Today is my 15th day in a row working, hackathoning, or conference-attending without a day off. I’ll be at 17 before I have a much-needed long weekend off.
I’m exhausted. Physically I’m ok, but my mental and emotional stores have run out. I had a total meltdown on Saturday night because of a perceived slight. I starting crying during dinner last night, in public. I’m extra sensitive and defensive, barely capable of fighting those feelings off.
I really don’t want to be at work today. I want to be at home, lying on the couch with my dog, binge watching One Tree Hill and shoving Bitesquad-delivered burritos into my face.
“I love you, but you’re being a BFB,” my boyfriend said to me. BFB = Big Fucking Baby. It’s accurate, and I deserve it. I’ve needed a lot of emotional support in the last week. He’s put up with a lot from me.
I’m not writing this to complain. I think it’s good for me to acknowledge, publicly, where my boundaries are. I feel a lot of guilt and shame about having such a low tolerance for being busy; I am a true introvert and have needed to crawl into a dark hole and decompress since two Fridays ago. Weekends are precious to me, not because of what I can fill them with but because having the option to do absolutely nothing for two days a week is crucial for my self-care. Unfortunately I haven’t been able to have my nothing because of ~commitments and responsibilities~ and I’d rather suffer than shirk on the things I’ve signed up for.
So I don’t like it, BUT I’M FUCKING DOING IT.
I got up at 7 this morning and took my dog for a run. I biked into work instead of taking the bus. I’m at work now, using my breaks between projects to write this all down.
This morning I added an accessible feature to a form I built, debugged some PHP, and collaboratively solved a logic problem with my producer. This afternoon I’m going to finish the Angular.js tutorial I started last week. I’m going to look into all the things I learned about at WordCamp this past weekend.
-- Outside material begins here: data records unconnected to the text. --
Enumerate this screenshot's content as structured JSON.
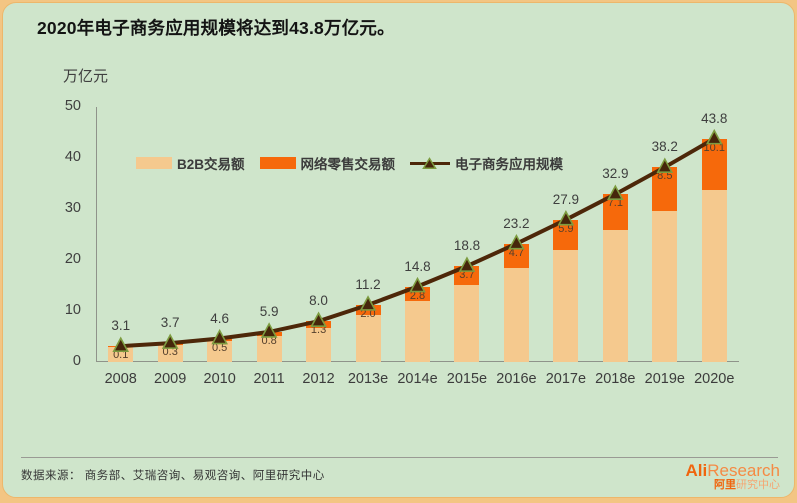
{
  "title": "2020年电子商务应用规模将达到43.8万亿元。",
  "chart_data": {
    "type": "bar",
    "subtype": "stacked-bar-with-line",
    "title": "2020年电子商务应用规模将达到43.8万亿元。",
    "y_axis_title": "万亿元",
    "ylim": [
      0,
      50
    ],
    "y_ticks": [
      0,
      10,
      20,
      30,
      40,
      50
    ],
    "grid": false,
    "legend_position": "inside-top-left",
    "categories": [
      "2008",
      "2009",
      "2010",
      "2011",
      "2012",
      "2013e",
      "2014e",
      "2015e",
      "2016e",
      "2017e",
      "2018e",
      "2019e",
      "2020e"
    ],
    "series": [
      {
        "name": "B2B交易额",
        "type": "bar",
        "stack": "bottom",
        "color": "#f5c98e",
        "values": [
          3.0,
          3.4,
          4.1,
          5.1,
          6.7,
          9.2,
          12.0,
          15.1,
          18.5,
          22.0,
          25.8,
          29.7,
          33.7
        ],
        "note": "unlabeled in chart; equals total minus retail"
      },
      {
        "name": "网络零售交易额",
        "type": "bar",
        "stack": "top",
        "color": "#f6690b",
        "values": [
          0.1,
          0.3,
          0.5,
          0.8,
          1.3,
          2.0,
          2.8,
          3.7,
          4.7,
          5.9,
          7.1,
          8.5,
          10.1
        ]
      },
      {
        "name": "电子商务应用规模",
        "type": "line",
        "color": "#4d2709",
        "marker": "triangle",
        "marker_fill": "#46260b",
        "marker_stroke": "#7d9c40",
        "values": [
          3.1,
          3.7,
          4.6,
          5.9,
          8.0,
          11.2,
          14.8,
          18.8,
          23.2,
          27.9,
          32.9,
          38.2,
          43.8
        ]
      }
    ]
  },
  "footer": {
    "source": "数据来源： 商务部、艾瑞咨询、易观咨询、阿里研究中心",
    "logo_en_bold": "Ali",
    "logo_en_light": "Research",
    "logo_cn_bold": "阿里",
    "logo_cn_light": "研究中心"
  },
  "colors": {
    "frame_bg": "#f3c583",
    "card_bg": "#cfe5cb",
    "bar_b2b": "#f5c98e",
    "bar_retail": "#f6690b",
    "line": "#4d2709",
    "marker_fill": "#46260b",
    "marker_stroke": "#7d9c40",
    "axis": "#8f938a",
    "logo_orange": "#f0650e"
  }
}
I’m going to send an estimate to a freelance client.
The only reason I’m able to stay productive at this point is that I’ve been honest with myself about how I’m feeling and what I need. I’m prone to being spiky and getting frustrated more easily, so I’m taking my time with things. I’m drinking a lot of water and going for walks when things start to feel overwhelming. I’m giving myself permission to lay low. If I have to cry in the bathroom for 5 minutes, then whatever, I will cry in the bathroom for 5 minutes. It’s ok, it’s ok, it’s ok.
I’m not giving into this, I’m busting the fuck through it.